Well, it definitely isn’t displacing people to nowhere.

If the latest motions pass, there will be only three parks left in Victoria where the unhoused can camp: Pemberton Park, Gonzales Park and Oaklands Park.

You may be forgiven not to even know where these are located. At the current trend, there will soon be none left. Not that it would make a difference, since these parks are so remote as to be inaccessible to those with limited mobility or reliant on community centres and harm reduction resources.

With one hand, city council bars sheltering at virtually every park in town, while with the other hand it denies the unhoused the shelter space they desperately need.

The city “failed” to open emergency weather response shelters last winter, and set itself to fail again this winter by procrastinating until there isn’t enough time left to meet the Nov. 1 deadline.

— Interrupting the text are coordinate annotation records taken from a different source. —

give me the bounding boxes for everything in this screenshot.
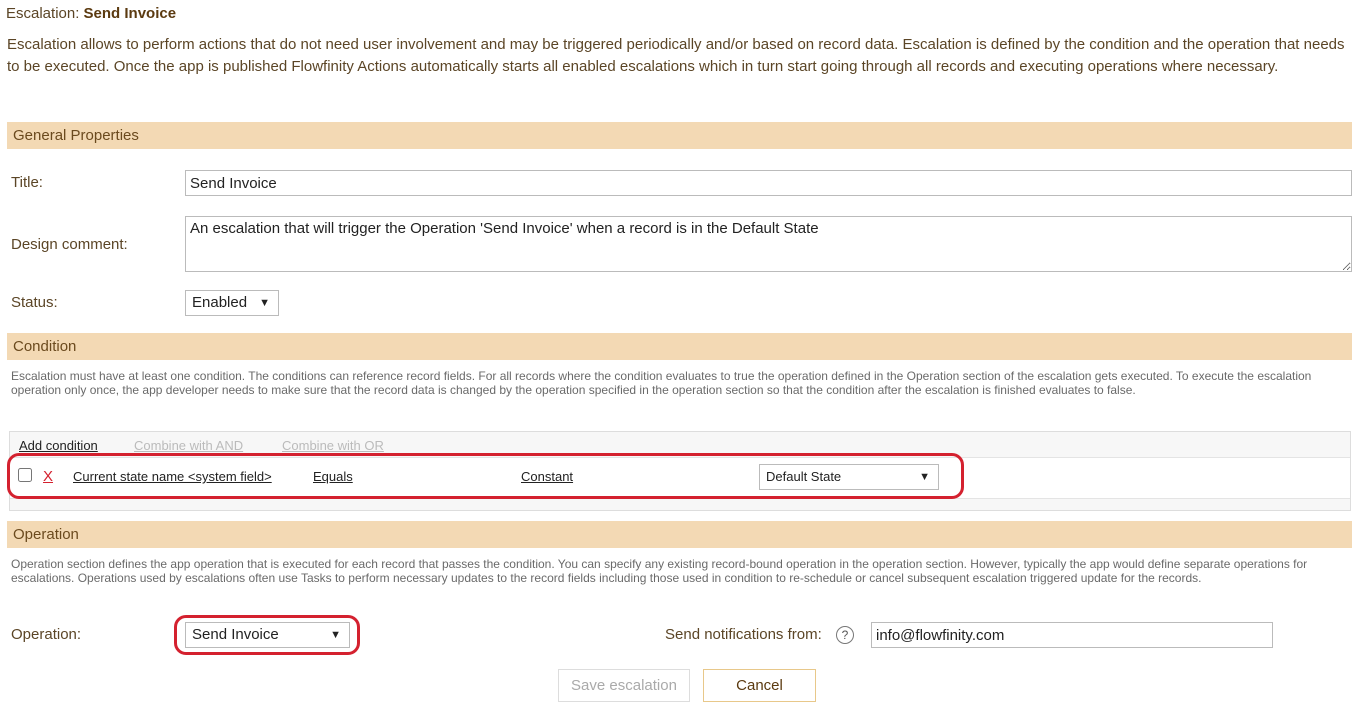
operation-label: Operation: <box>11 626 82 643</box>
notify-from-input[interactable] <box>871 622 1273 648</box>
dropdown-arrow-icon: ▼ <box>259 297 270 309</box>
status-select[interactable]: Enabled ▼ <box>185 290 279 316</box>
status-label: Status: <box>11 294 58 311</box>
title-input[interactable] <box>185 170 1352 196</box>
title-label: Title: <box>11 174 43 191</box>
add-condition-link[interactable]: Add condition <box>19 438 98 453</box>
save-escalation-button[interactable]: Save escalation <box>558 669 690 702</box>
help-icon[interactable]: ? <box>836 626 854 644</box>
combine-or-link[interactable]: Combine with OR <box>282 438 384 453</box>
cancel-button[interactable]: Cancel <box>703 669 816 702</box>
design-comment-label: Design comment: <box>11 236 128 253</box>
section-operation: Operation <box>7 521 1352 548</box>
section-condition: Condition <box>7 333 1352 360</box>
intro-text: Escalation allows to perform actions tha… <box>7 36 1345 75</box>
highlight-operation <box>174 615 360 655</box>
condition-help: Escalation must have at least one condit… <box>11 369 1312 397</box>
design-comment-input[interactable]: An escalation that will trigger the Oper… <box>185 216 1352 272</box>
section-general: General Properties <box>7 122 1352 149</box>
notify-label: Send notifications from: <box>665 626 822 643</box>
operation-help: Operation section defines the app operat… <box>11 557 1308 585</box>
combine-and-link[interactable]: Combine with AND <box>134 438 243 453</box>
highlight-condition-row <box>7 453 964 499</box>
page-title: Escalation: Send Invoice <box>6 5 177 22</box>
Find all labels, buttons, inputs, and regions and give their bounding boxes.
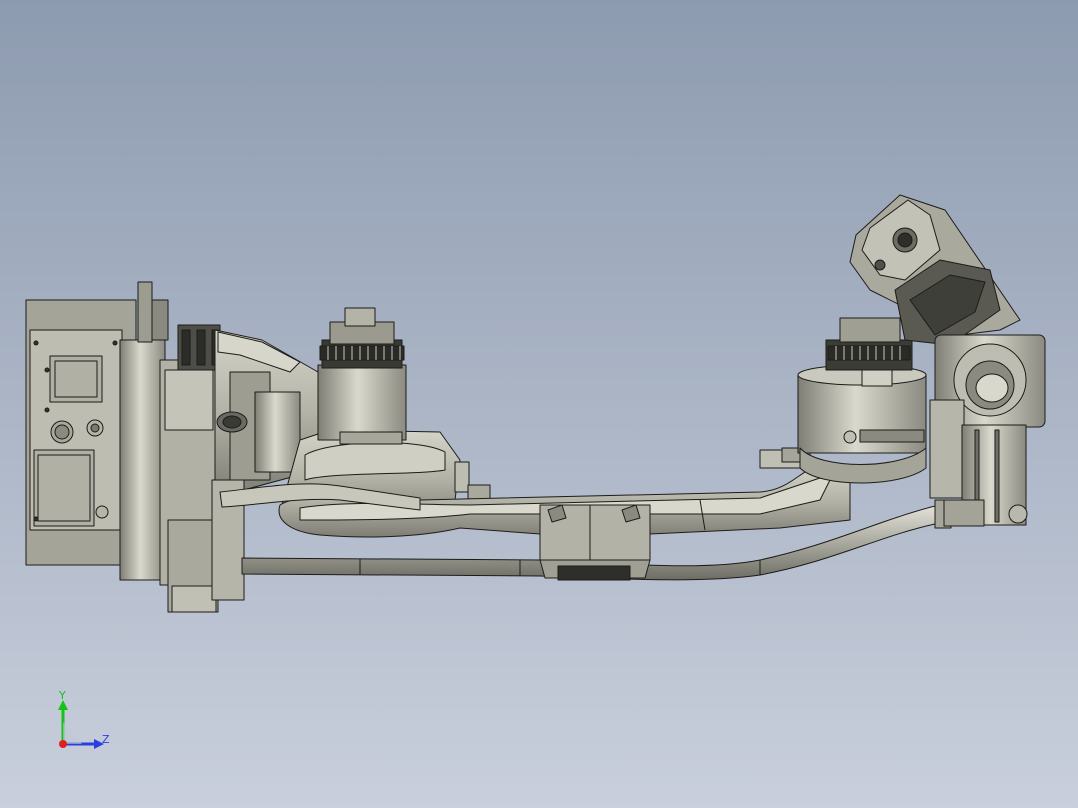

The motion to open seasonal shelters this winter, already introduced late, and there is no way the city can conduct negotiations with B.C. Housing and the Alliance to End Homelessness in the Capital Region, assign spaces, and hire staff in just four weeks.

This is premeditated failure, meant to circumvent court rulings affirming the right to shelter under Article 7 of the Charter of Rights and Freedoms, by constructively encroaching upon the homeless’ vital space until there is none left. This is why they sleep in your doorways.